Because of a storm, the waters are choppy and rough. Henry rows all night, until his hands are dull with pain. Catherine takes a short turn rowing, then Henry resumes. Hours later, having stayed safely out of sight of customs guards, the couple lands in Switzerland. They eat breakfast, and, as expected, the Swiss guards arrest them and take them to Locarno, where they receive provisional visas to remain in Switzerland. The guards argue comically over where the couple will find the best winter sports. Relieved but tired, Catherine and Henry go to a hotel and immediately fall asleep.
Up to this point in the novel, reactions to the war have been voiced primarily by those involved in it: officers, soldiers, nurses, and surgeons. When Henry flees the front line, his travels expose him to several civilian characters whose respective attitudes toward the war echo those of military personnel. Neither Simmons, Emilio, nor Count Greffi support the war, with Simmons and Emilio going so far as to help Henry escape from duty. This rather one-sided presentation of the public’s perception of war advances the novel’s fundamental argument that war offers more opportunities for senseless loss and destruction than for glory and honor.
As if to underline this point, Hemingway skewers a more optimistic contemporary of his during Henry’s conversation with Count Greffi. Asked by Henry about literature written in wartime, the count names Henri Barbusse, author of the 1916 war novel Le Feu (Under Fire), and H. G. Wells, the English writer most famous for The Island of Doctor Moreau and The War of the Worlds. Wells also penned Mr. Britling Sees It Through, which the count mistakenly calls Mr. Britling Sees Through It. Hemingway, probably irritated by this book’s upbeat take on the war, deflates the optimism of the work’s title with Henry’s rejoinder, “No, he doesn’t.” Henry’s comment that he has read “nothing any good” makes clear that Hemingway dislikes Barbusse as well.
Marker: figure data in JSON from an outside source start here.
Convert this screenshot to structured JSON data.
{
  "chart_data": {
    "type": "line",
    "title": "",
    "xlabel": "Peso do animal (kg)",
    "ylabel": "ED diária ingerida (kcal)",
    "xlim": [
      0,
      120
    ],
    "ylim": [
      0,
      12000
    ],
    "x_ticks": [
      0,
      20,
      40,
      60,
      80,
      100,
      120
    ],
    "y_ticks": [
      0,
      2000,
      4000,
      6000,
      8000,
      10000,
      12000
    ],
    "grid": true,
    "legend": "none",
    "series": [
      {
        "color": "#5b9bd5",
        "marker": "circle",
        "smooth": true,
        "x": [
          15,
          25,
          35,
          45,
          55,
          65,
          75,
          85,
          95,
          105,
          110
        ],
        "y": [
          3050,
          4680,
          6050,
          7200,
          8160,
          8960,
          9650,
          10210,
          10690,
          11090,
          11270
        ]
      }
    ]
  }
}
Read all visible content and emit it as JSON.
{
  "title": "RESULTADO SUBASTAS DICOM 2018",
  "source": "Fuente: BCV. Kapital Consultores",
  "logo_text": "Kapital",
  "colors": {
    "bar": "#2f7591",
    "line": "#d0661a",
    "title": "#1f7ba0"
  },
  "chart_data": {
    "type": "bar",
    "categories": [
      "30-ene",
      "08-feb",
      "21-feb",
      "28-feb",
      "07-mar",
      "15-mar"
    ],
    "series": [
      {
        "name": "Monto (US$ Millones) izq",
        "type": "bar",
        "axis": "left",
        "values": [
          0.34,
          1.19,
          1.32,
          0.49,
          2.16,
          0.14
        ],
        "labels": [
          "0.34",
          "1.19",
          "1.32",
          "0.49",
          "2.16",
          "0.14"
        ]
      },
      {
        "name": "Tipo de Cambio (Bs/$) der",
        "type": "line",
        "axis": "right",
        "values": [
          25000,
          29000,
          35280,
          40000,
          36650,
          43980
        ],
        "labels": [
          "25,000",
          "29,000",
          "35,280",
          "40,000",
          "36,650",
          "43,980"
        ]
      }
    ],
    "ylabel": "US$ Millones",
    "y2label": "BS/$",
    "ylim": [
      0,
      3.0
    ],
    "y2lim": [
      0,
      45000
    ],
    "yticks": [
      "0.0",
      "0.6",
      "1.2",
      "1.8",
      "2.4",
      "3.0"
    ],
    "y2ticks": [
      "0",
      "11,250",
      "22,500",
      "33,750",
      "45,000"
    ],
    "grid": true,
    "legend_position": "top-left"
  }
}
Barbusse argues against the war in Le Feu, but the novel’s collective, everyman perspective clashes with Hemingway’s rugged individualism. (Barbusse’s later devotion to the Communist Party and Stalin didn’t win him many points with Hemingway either.) Beyond their disputatious nature, these literary inside jokes reinforce the sense of impending doom: the optimistic war novel winds up in the hands of wounded soldiers, and the grim reality of the war belies Wells’s optimistic depiction.
Once reunited with Catherine, Henry seems content with his decision to abandon the military. Several times, he assures himself that he is done with the war, but his “separate peace” is, perhaps, more a matter of wishful thinking than an actual state of mind. Henry admits that his thoughts are muddled when it comes to the war and his role in it. He tells Catherine that he will one day share his experience, if he can “get it straight in [his] head.” This psychological turmoil and Henry’s declaration that he feels like a criminal for leaving the front speak to a conflict deeper than Henry is willing to admit.
As Catherine and Henry prepare to journey to Switzerland, there is a gathering sense of doom. Although Hemingway prizes sharp-edged realism too highly to rely on traditional means of foreshadowing, he manages to forecast the coming tragedy in a number of ways. Helen Ferguson’s uncharacteristic outburst in the hotel points not so much to an extreme adherence to social mores or her fear of solitude as it does to an unspeakable sense that the world is a harmful place in which a love as true as Catherine and Henry’s cannot survive. Henry’s nighttime meditation—one of the most beautifully written and moving passages in the novel—echoes this sentiment. While his incredibly bleak observation that the world was designed to kill the good, the gentle, and the brave seems to come out of nowhere, it anticipates the workings of the cruel world that soon “break[s]” what he holds most dear.